Run inference

Inference is the process of generating output from a machine learning (ML) model. With Viam, you can run inference to generate the following kinds of output:

  • object detection (using bounding boxes)
  • classification (using tags)

You can run inference locally on a Viam machine, or remotely in the Viam cloud.

Machine inference

You can use viam-server to deploy and run ML models directly on your machines.

You can run inference on your machine in the following ways:

  • with a vision service
  • manually in application logic with an SDK

Entry-level devices such as the Raspberry Pi 4 can run small ML models, such as TensorFlow Lite (TFLite). More powerful hardware, including the Jetson Xavier or Raspberry Pi 5 with an AI HAT+, can process larger AI models, including Tensorflow and ONNX.

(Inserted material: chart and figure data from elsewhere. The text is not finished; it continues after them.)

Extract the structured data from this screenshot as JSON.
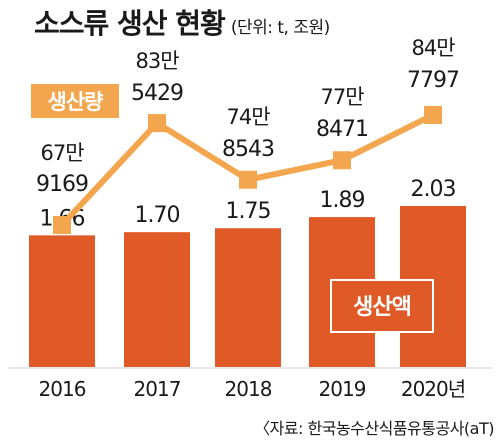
{
  "title": "소스류 생산 현황",
  "unit": "(단위: t, 조원)",
  "source": "〈자료: 한국농수산식품유통공사(aT)",
  "colors": {
    "bar": "#e05a28",
    "line": "#f3a64d",
    "text": "#1a1a1a",
    "white": "#ffffff"
  },
  "chart_data": {
    "type": "bar",
    "categories": [
      "2016",
      "2017",
      "2018",
      "2019",
      "2020년"
    ],
    "series": [
      {
        "name": "생산액",
        "type": "bar",
        "values": [
          1.66,
          1.7,
          1.75,
          1.89,
          2.03
        ],
        "labels": [
          "1.66",
          "1.70",
          "1.75",
          "1.89",
          "2.03"
        ]
      },
      {
        "name": "생산량",
        "type": "line",
        "values": [
          679169,
          835429,
          748543,
          778471,
          847797
        ],
        "labels_top": [
          "67만",
          "83만",
          "74만",
          "77만",
          "84만"
        ],
        "labels_bottom": [
          "9169",
          "5429",
          "8543",
          "8471",
          "7797"
        ]
      }
    ]
  }
}
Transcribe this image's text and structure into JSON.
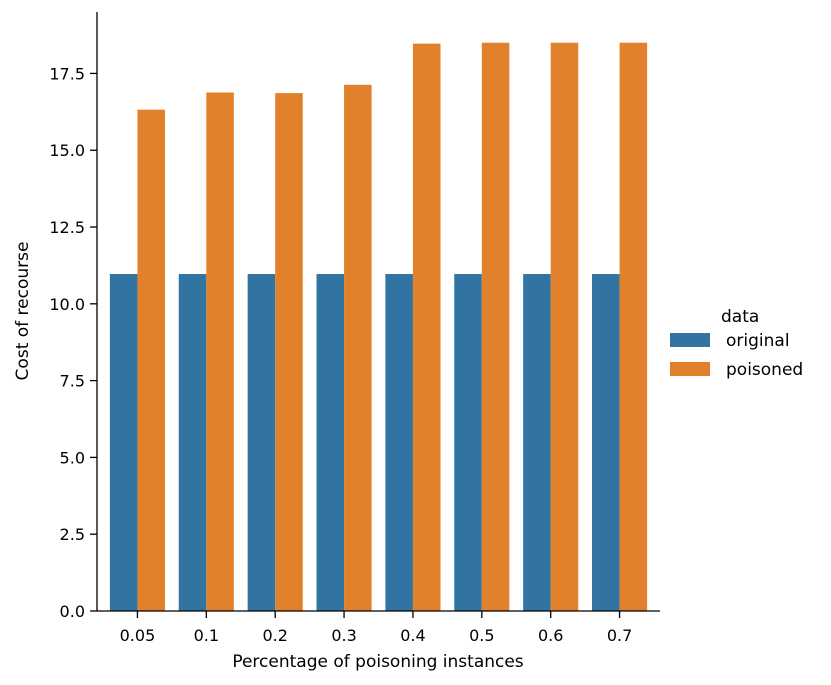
{
  "chart_data": {
    "type": "bar",
    "title": "",
    "xlabel": "Percentage of poisoning instances",
    "ylabel": "Cost of recourse",
    "categories": [
      "0.05",
      "0.1",
      "0.2",
      "0.3",
      "0.4",
      "0.5",
      "0.6",
      "0.7"
    ],
    "series": [
      {
        "name": "original",
        "color": "#3274a1",
        "values": [
          10.97,
          10.97,
          10.97,
          10.97,
          10.97,
          10.97,
          10.97,
          10.97
        ]
      },
      {
        "name": "poisoned",
        "color": "#e1812c",
        "values": [
          16.32,
          16.88,
          16.86,
          17.13,
          18.47,
          18.5,
          18.5,
          18.5
        ]
      }
    ],
    "ylim": [
      0,
      19.5
    ],
    "yticks": [
      "0.0",
      "2.5",
      "5.0",
      "7.5",
      "10.0",
      "12.5",
      "15.0",
      "17.5"
    ],
    "grid": false,
    "legend": {
      "title": "data",
      "placement": "right"
    }
  }
}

Vision services apply an ML model to a stream of images from a camera to generate bounding boxes or classifications.

For configuration information, click on the model name:


Model
Description

To use a vision service:

  1. Visit the CONFIGURE page of the Viam app.

  2. Click the + icon next to your main machine part and select Component or service.

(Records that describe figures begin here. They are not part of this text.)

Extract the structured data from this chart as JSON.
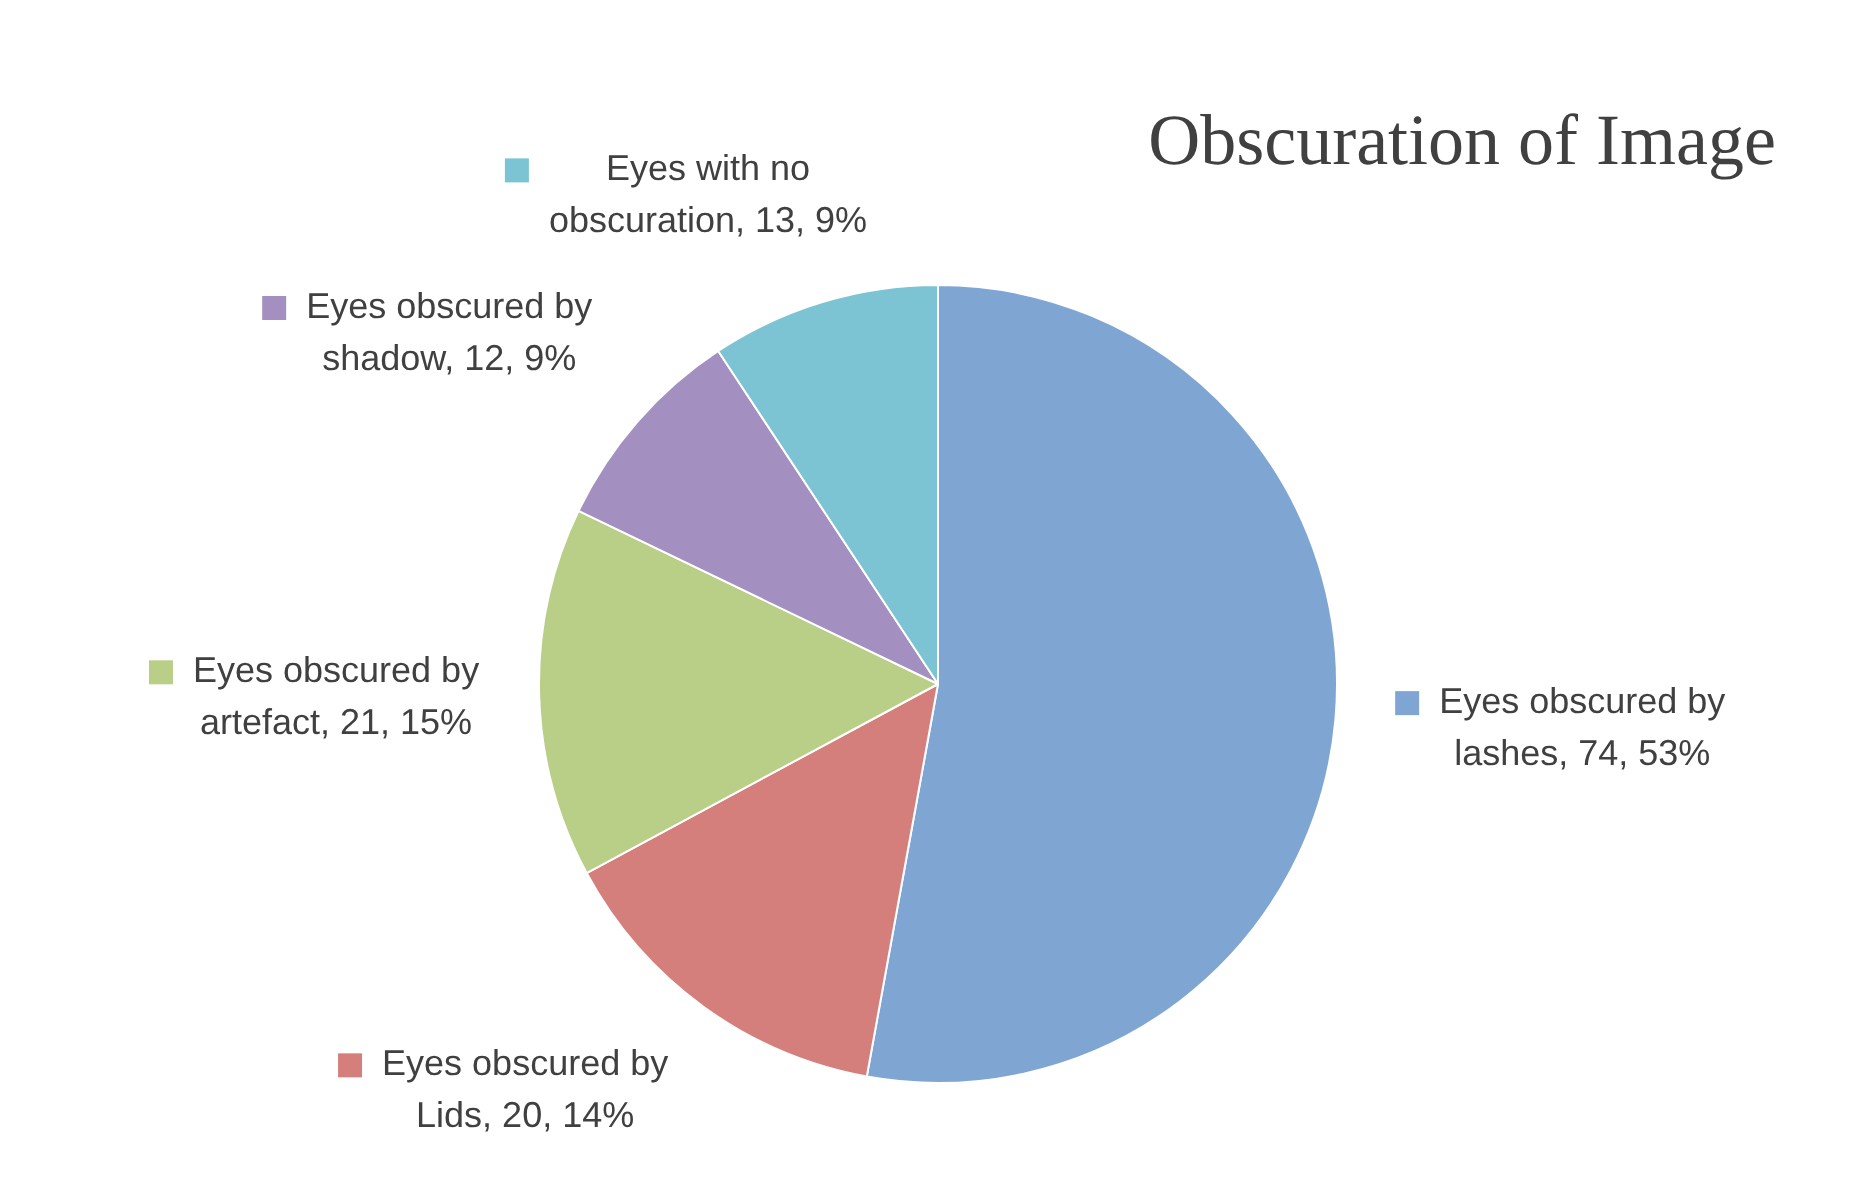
{
  "chart_data": {
    "type": "pie",
    "title": "Obscuration of Image",
    "categories": [
      "Eyes obscured by lashes",
      "Eyes obscured by Lids",
      "Eyes obscured by artefact",
      "Eyes obscured by shadow",
      "Eyes with no obscuration"
    ],
    "values": [
      74,
      20,
      21,
      12,
      13
    ],
    "value_labels": [
      "74, 53%",
      "20, 14%",
      "21, 15%",
      "12, 9%",
      "13, 9%"
    ],
    "colors": [
      "#7fa6d3",
      "#d47f7c",
      "#b9cf87",
      "#a390c0",
      "#7cc3d4"
    ],
    "legend": "left"
  }
}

  3. Type in the name of the service and select a vision service.

  4. If your vision service does not include an ML model, deploy an ML model to your machine to use that service.

  5. Configure the service based on your use case.

  6. To view the deployed vision service, use the live detection feed in the Viam app. The feed shows an overlay of detected objects or classifications on top of a live camera feed. On the CONFIGURE or CONTROL pages for your machine, expand the Test area of the service panel to view the feed.

    Detected blue star Detection of a viam figure with a confidence score of 0.97

For instance, you could use viam:vision:mlmodel with the EfficientDet-COCO ML model to detect a variety of objects, including people, bicycles, and apples, in a camera feed.

Alternatively, you could use viam-soleng:vision:openalpr to detect license plates in images. Since this service includes its own ML model, there is no need to configure a separate ML model.

After adding a vision service, you can use a vision service API method with a classifier or a detector to get inferences programmatically. For more information, see the APIs for ML Model and Vision.

With the Viam SDK, you can pass image data to an ML model service, read the output annotations, and react to output in your own code. Use the Infer method of the ML Model API to make inferences.

For example:

import numpy as np

my_mlmodel = MLModelClient.from_robot(robot=machine, name="my_mlmodel_service")

image_data = np.zeros((1, 384, 384, 3), dtype=np.uint8)

# Create the input tensors dictionary
input_tensors = {
    "image": image_data
}

output_tensors = await my_mlmodel.infer(input_tensors)
input_tensors := ml.Tensors{"0": tensor.New(tensor.WithShape(1, 2, 3), tensor.WithBacking([]int{1, 2, 3, 4, 5, 6}))}

output_tensors, err := myMLModel.Infer(context.Background(), input_tensors)

Cloud inference

Cloud inference enables you to run machine learning models in the Viam cloud, instead of on a local machine. Cloud inference often provides more computing power than edge devices, so you can benefit from:

  • larger, more accurate models
  • faster inference times

You can run cloud inference using any Tensorflow model in the Viam registry, including private models owned by or shared with your organization.

To run cloud inference, you must pass

  • the binary data ID and organization of the data you want to run inference on
  • the name, version, and organization of the model you want to use for inference

The viam infer CLI command runs inference in the cloud on a piece of data using the specified ML model:

viam infer --binary-data-id <binary-data-id> --model-name <model-name> --model-org-id <org-id-that-owns-model> --model-version "2025-04-14T16-38-25" --org-id <org-id-that-executes-inference>
Inference Response:
Output Tensors:
  Tensor Name: num_detections
    Shape: [1]
    Values: [1.0000]
  Tensor Name: classes
    Shape: [32 1]
    Values: [...]
  Tensor Name: boxes
    Shape: [32 1 4]
    Values: [...]
  Tensor Name: confidence
    Shape: [32 1]
    Values: [...]
Annotations:
Bounding Box Format: [x_min, y_min, x_max, y_max]
  No annotations.

infer returns a list of detected classes or bounding boxes depending on the output of the ML model you specified, as well as a list of confidence values for those classes or boxes. This method returns bounding box output using proportional coordinates between 0 and 1, with the origin (0, 0) in the top left of the image and (1, 1) in the bottom right.